А знаешь, мне нисколько не страшно. Накрываюсь осенью, как полотенцем после душа. Все так, как должно быть. И шаги такие тихие, спокойные, как тогда, когда я в мягких тапочках схожу нашей деревянной лестницей вниз — заварить тебе кофе.
Знаешь, так легко поддаваться манипуляциям, страхам, легко обижаться и передергивать содержание, когда ты чего-то очень хочешь. И это что-то становится настолько тяжёлым, что искажает все плоскости вокруг, прогибает их — и пространство как будто бы начинает сыпать «знаками». Хотя на самом деле никакие это не знаки, просто падают банки с полок — стояли ровно, а тут их наклонили.
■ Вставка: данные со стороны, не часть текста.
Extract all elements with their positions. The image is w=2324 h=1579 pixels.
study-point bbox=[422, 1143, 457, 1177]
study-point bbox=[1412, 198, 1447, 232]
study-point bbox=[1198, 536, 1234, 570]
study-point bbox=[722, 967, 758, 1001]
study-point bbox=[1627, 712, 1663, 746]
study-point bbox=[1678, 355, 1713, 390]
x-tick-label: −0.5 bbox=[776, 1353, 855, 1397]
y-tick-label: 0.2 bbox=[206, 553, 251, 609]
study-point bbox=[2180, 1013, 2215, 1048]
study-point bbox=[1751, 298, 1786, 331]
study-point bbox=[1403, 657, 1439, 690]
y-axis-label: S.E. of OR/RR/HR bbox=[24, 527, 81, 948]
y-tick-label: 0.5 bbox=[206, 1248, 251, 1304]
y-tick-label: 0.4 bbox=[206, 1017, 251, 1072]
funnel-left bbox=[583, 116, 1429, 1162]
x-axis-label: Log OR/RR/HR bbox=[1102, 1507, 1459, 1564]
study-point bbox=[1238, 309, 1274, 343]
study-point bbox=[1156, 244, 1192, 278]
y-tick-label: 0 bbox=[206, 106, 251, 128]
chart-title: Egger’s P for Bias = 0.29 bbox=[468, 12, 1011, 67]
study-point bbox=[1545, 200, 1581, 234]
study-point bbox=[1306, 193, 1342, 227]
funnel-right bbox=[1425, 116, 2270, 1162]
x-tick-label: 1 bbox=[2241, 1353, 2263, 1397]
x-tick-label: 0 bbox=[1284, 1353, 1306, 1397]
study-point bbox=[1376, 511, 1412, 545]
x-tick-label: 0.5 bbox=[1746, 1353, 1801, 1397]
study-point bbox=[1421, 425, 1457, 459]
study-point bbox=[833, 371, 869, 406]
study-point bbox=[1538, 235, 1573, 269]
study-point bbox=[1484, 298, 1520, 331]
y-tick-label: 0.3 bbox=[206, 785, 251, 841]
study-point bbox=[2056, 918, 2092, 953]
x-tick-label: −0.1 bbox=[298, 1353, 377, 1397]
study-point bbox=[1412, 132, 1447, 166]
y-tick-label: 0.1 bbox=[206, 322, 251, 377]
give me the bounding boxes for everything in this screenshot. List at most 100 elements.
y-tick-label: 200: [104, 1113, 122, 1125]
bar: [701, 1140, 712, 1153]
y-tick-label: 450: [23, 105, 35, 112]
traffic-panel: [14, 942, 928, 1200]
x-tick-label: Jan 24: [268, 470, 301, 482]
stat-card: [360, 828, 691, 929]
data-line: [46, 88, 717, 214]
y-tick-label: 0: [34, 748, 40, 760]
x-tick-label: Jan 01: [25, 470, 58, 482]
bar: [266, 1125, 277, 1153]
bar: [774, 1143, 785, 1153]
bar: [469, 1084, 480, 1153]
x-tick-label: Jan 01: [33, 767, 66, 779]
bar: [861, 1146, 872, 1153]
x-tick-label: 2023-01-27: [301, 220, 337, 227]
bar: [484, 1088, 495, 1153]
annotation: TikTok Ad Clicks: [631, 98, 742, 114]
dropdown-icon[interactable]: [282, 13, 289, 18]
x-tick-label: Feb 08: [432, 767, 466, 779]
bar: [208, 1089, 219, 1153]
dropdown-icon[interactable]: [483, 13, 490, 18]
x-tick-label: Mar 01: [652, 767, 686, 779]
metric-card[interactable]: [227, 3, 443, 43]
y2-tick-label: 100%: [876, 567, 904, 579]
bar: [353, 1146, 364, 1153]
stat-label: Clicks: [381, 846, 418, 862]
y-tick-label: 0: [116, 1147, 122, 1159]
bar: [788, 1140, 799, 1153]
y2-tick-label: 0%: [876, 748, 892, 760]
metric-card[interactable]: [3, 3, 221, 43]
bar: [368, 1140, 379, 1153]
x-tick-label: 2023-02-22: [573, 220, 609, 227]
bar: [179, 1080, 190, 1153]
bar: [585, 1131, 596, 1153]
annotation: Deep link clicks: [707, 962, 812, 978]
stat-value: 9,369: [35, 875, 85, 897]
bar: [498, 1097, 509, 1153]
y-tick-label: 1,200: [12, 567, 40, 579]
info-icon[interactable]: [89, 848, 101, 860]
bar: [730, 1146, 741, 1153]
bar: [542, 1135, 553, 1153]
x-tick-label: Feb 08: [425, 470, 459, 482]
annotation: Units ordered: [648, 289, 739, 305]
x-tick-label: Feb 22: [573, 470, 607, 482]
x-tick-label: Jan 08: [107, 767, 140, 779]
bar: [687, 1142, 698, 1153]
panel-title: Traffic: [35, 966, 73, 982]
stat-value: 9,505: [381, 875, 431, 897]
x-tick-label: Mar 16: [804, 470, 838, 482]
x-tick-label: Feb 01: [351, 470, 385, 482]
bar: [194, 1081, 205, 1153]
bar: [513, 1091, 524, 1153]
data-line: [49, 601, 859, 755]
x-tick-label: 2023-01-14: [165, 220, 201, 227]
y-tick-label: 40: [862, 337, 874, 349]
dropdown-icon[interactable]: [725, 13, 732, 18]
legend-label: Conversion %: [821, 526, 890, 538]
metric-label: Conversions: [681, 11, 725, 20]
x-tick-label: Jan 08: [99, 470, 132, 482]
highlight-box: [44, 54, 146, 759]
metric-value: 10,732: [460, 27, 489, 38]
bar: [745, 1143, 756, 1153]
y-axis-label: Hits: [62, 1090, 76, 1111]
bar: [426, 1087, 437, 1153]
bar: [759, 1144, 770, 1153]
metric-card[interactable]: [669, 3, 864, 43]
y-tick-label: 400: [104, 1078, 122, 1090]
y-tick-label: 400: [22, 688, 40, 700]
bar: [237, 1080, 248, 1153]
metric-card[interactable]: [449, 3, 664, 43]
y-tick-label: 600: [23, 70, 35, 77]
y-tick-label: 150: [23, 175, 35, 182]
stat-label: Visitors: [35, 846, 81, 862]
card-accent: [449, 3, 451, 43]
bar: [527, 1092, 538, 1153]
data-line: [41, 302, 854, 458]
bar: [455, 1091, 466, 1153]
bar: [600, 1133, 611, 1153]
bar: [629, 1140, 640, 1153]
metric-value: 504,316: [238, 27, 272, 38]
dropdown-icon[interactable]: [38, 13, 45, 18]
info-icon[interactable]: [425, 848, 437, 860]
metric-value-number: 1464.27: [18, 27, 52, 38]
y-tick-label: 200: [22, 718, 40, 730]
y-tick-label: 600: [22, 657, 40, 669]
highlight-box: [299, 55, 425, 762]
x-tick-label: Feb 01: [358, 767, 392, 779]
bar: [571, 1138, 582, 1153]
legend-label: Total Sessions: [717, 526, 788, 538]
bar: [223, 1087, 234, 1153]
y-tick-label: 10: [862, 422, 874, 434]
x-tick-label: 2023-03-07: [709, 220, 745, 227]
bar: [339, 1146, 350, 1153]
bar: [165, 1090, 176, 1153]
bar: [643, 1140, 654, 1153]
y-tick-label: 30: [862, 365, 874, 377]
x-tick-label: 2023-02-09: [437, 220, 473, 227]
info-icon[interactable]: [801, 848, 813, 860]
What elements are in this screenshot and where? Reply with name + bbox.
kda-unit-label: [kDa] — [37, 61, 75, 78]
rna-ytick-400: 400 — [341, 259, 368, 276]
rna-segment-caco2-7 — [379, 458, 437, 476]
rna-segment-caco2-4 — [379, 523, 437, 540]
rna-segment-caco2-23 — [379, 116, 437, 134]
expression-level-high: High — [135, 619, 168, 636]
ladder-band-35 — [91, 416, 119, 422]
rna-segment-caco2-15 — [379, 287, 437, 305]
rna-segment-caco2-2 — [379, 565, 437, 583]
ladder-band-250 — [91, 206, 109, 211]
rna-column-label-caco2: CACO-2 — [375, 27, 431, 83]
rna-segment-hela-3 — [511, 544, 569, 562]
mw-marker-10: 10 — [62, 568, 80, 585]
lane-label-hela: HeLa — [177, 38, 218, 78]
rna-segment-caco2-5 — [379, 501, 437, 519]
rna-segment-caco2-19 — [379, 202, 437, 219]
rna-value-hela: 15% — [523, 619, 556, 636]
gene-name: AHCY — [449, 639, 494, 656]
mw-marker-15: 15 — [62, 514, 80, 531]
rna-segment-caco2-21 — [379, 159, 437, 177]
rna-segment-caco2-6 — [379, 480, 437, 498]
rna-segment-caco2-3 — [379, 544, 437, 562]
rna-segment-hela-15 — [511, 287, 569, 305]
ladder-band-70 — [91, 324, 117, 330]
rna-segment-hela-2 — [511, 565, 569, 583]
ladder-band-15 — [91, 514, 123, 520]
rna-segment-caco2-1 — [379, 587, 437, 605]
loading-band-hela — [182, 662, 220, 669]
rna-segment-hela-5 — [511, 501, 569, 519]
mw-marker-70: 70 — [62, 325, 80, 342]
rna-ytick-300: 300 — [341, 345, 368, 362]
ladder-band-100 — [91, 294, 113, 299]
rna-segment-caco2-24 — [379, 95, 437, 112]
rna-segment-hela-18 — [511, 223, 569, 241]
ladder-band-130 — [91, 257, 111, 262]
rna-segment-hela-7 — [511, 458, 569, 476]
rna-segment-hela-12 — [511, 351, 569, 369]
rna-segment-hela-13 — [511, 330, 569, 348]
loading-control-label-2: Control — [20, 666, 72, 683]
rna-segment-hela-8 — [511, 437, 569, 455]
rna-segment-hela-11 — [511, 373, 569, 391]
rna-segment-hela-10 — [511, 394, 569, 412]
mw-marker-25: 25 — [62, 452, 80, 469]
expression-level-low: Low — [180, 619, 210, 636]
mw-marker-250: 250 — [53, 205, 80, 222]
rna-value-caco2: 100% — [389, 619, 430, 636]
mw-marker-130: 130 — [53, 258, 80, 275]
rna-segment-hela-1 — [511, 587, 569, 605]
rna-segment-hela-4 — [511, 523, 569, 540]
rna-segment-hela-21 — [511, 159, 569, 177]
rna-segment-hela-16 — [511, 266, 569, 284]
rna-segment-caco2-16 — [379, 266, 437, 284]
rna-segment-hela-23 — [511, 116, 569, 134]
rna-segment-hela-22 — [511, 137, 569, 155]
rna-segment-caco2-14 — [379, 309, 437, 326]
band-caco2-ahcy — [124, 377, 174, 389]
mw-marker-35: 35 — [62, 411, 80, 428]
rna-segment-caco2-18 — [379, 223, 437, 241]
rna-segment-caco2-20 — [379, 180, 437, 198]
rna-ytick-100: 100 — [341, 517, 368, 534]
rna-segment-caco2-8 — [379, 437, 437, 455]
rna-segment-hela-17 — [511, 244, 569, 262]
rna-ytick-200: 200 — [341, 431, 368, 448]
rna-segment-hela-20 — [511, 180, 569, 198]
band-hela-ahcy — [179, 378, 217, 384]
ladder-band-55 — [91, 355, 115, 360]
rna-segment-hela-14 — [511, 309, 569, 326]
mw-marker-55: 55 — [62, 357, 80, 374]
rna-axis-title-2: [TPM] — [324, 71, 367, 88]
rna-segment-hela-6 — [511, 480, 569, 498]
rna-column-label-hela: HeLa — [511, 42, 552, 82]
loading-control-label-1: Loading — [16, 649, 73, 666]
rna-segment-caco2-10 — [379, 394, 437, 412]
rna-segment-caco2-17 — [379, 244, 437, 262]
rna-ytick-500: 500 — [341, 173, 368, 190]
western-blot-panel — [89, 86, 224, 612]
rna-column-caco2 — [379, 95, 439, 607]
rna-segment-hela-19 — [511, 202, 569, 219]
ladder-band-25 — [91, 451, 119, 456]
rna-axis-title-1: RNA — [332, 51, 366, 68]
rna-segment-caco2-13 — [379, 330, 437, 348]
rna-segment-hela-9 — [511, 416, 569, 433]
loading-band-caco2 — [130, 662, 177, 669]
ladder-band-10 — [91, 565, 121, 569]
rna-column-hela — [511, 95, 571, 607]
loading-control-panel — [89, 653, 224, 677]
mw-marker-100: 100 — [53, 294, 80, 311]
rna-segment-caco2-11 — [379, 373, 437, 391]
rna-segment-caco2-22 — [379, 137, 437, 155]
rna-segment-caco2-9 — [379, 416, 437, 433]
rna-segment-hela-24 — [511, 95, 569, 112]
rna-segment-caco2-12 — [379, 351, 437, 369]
Если очень чего-то хочешь, то это что-то, говорят, превращается в идола. И требует жертв. Преимущественно бесполезных. А ещё это что-то прикрывает собой всё вокруг. Приобретает ирреально большие размеры и затеняет настоящее. А сейчас я ничего не хочу. Мне всего достаточно. Эта безосновательная радость — моя любимая, ты ведь это знаешь.
Меня спрашивают, почему я не пью вина, возможно, это грех? Я смеюсь, потому что как может быть грехом то, что делал Иисус. Когда отвечаю, что по праздникам, это такая моя аскеза, и всё как будто понятно. Но аскеза — это то, что делать тяжело. А ведь это совсем не тяжело. Я не чувствую, будто теряю что-то. Мне — ты знаешь, сейчас всего достаточно.
И ещё подумалось, что свобода — это не поиск, не борьба, не побег не противостояние. Свобода — это достаточность. Я верю, что человеку для счастья достаточно Бога.
А пока завариваю тебе кофе, скажи мне, что ты думаешь, хорошо?